Dieu dit dans le Saint Coran, Sourate Al Imran, verset 26 : Dis : « Ô Allah, Maître de l’autorité absolue. Tu donnes l’autorité à qui Tu veux, et Tu arraches l’autorité à qui Tu veux; et Tu donnes la puissance à qui Tu veux, et Tu humilies qui Tu veux. Le bien est en Ta main et Tu es Omnipotent « .

Ce verset est un rappel aux uns et aux autres, pour savoir et accepter de bon cœur, que c’est Dieu seul, Maître absolu du Pouvoir, qui donne le pouvoir à qui Il veut et quand Il veut.

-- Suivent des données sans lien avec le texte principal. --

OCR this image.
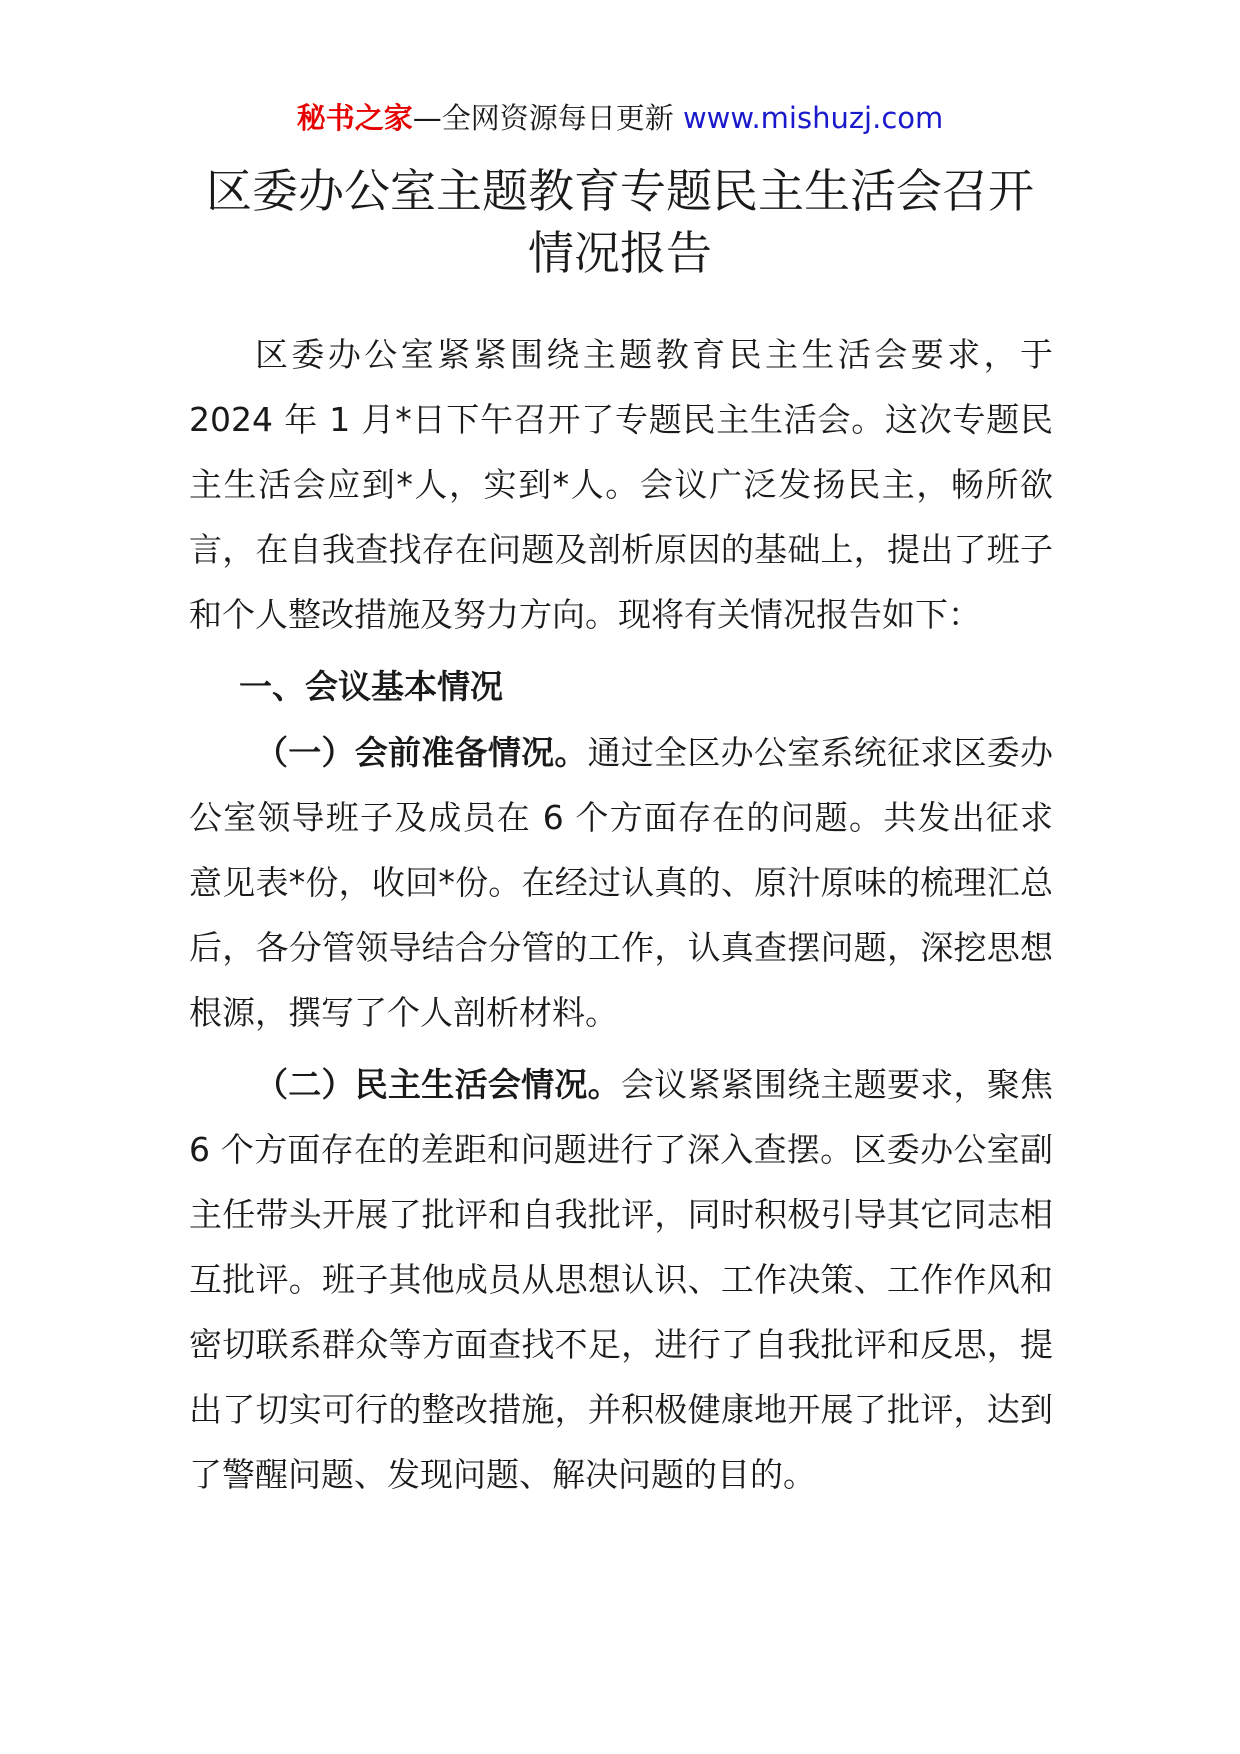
秘书之家—全网资源每日更新 www.mishuzj.com
区委办公室主题教育专题民主生活会召开
情况报告

区委办公室紧紧围绕主题教育民主生活会要求，于2024 年 1 月*日下午召开了专题民主生活会。这次专题民主生活会应到*人，实到*人。会议广泛发扬民主，畅所欲言，在自我查找存在问题及剖析原因的基础上，提出了班子和个人整改措施及努力方向。现将有关情况报告如下：

一、会议基本情况

（一）会前准备情况。通过全区办公室系统征求区委办公室领导班子及成员在 6 个方面存在的问题。共发出征求意见表*份，收回*份。在经过认真的、原汁原味的梳理汇总后，各分管领导结合分管的工作，认真查摆问题，深挖思想根源，撰写了个人剖析材料。

（二）民主生活会情况。会议紧紧围绕主题要求，聚焦 6 个方面存在的差距和问题进行了深入查摆。区委办公室副主任带头开展了批评和自我批评，同时积极引导其它同志相互批评。班子其他成员从思想认识、工作决策、工作作风和密切联系群众等方面查找不足，进行了自我批评和反思，提出了切实可行的整改措施，并积极健康地开展了批评，达到了警醒问题、发现问题、解决问题的目的。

Ce verset est aussi un appel à la raison, un appel à la tolérance, un appel à l’apaisement, un appel à la paix et à l’apaisement des cœurs, en ce moment si crucial de la vie de notre jeune démocratie. En effet, à la veille de ces échéances électorales si importantes pour la vie de notre pays, il paraît judicieux d’inviter les uns et les autres à cultiver davantage la tolérance et le fair-play politique.

Les élections du 21 février prochain doivent se faire dans le calme, la paix et en toute sécurité, sans violence ni le moindre acte de vandalisme. Ces élections, tout le monde les veut apaisées, justes, crédibles, honnêtes et transparentes.

Pour y parvenir, il nous faut promouvoir un comportement citoyen modèle, celui-là qui démarque par son sens élevé de civisme et de patriotisme. Le Niger, ne l’oublions pas, est notre bien commun et il nous appartient, tous et chacun, de contribuer à son édification. C’est pourquoi, au-delà de la victoire de son candidat ou de son parti, tout citoyen nigérien responsable et fier de sa Patrie doit se garder de poser le moindre acte susceptible de détruire les remparts de la cohésion sociale et de l’édifice national.
Il faut se combattre démocratiquement, programmes contre programmes, sans haine et sans rancune afin que le peuple nigérien, seul juge souverain, fasse son choix en toute responsabilité et sur la base de la pertinence des projets et la force des arguments développés par les candidats.

Il faut donc un dépassement de soi, l’élévation d’esprit pour la préservation de l’intérêt national.
Notre commune destinée nous recommande d’accepter les résultats des urnes, tels que proclamés par les instances électorales et de faire recours aux voies judiciaires en cas de contestation. Oui à la primauté de la raison sur la passion, oui à l’amour de la paix, oui à la culture de l’unité nationale.

Ces notions de paix, de tolérance, d’unité nationale et de patriotisme sont énormément importantes, énormément cruciales pour un pays comme le nôtre, particulièrement en cette veille d’élections générales, où les esprits semblent être surchauffés. Accepter les règles du jeu démocratique en se fiant au verdict des urnes, dans le respect mutuel; jouer le jeu de l’apaisement et de la tolérance, etc. Telle doit être la règle d’or pour chaque Nigérien soucieux de la préservation de la quiétude sociale, tout au long des scrutins qui s’annoncent.

Alors, évitons les faux fuyants, les spéculations sans fondements et les calculs égocentriques. A ce titre, il est souhaitable, voire nécessaire, que la classe politique, dans sa globalité, fasse preuve de retenue pour créer toutes les conditions propices à l’organisation des élections dans un climat d’apaisement général. Pour ce faire, les différents bords politiques en présence rendront un grand service au Niger et aux Nigériens, ainsi qu’à eux-mêmes, en se démarquant fortement des boutefeux. Aussi, pendant que les différents acteurs politiques sillonneront les villes et villages du Niger, pour mobiliser les électeurs, ils doivent aussi saisir l’opportunité des meetings et autres rassemblements pour livrer quelques messages axés sur l’éducation civique des militants.

Car, ne le perdons jamais de vue, au bout du processus électoral, la plus grande victoire, pour le peuple dans son ensemble, sera de sortir la tête haute avec des élections bien réussies et sans anicroches. Et ça, nous avons déjà prouvé au Niger, que nous savons le faire. Qui a déjà dit qu’au Niger, nous n’avons que notre démocratie à vendre aux yeux du monde extérieur qui nous observe ?
C’est le cas de lui donner une fois de plus raison.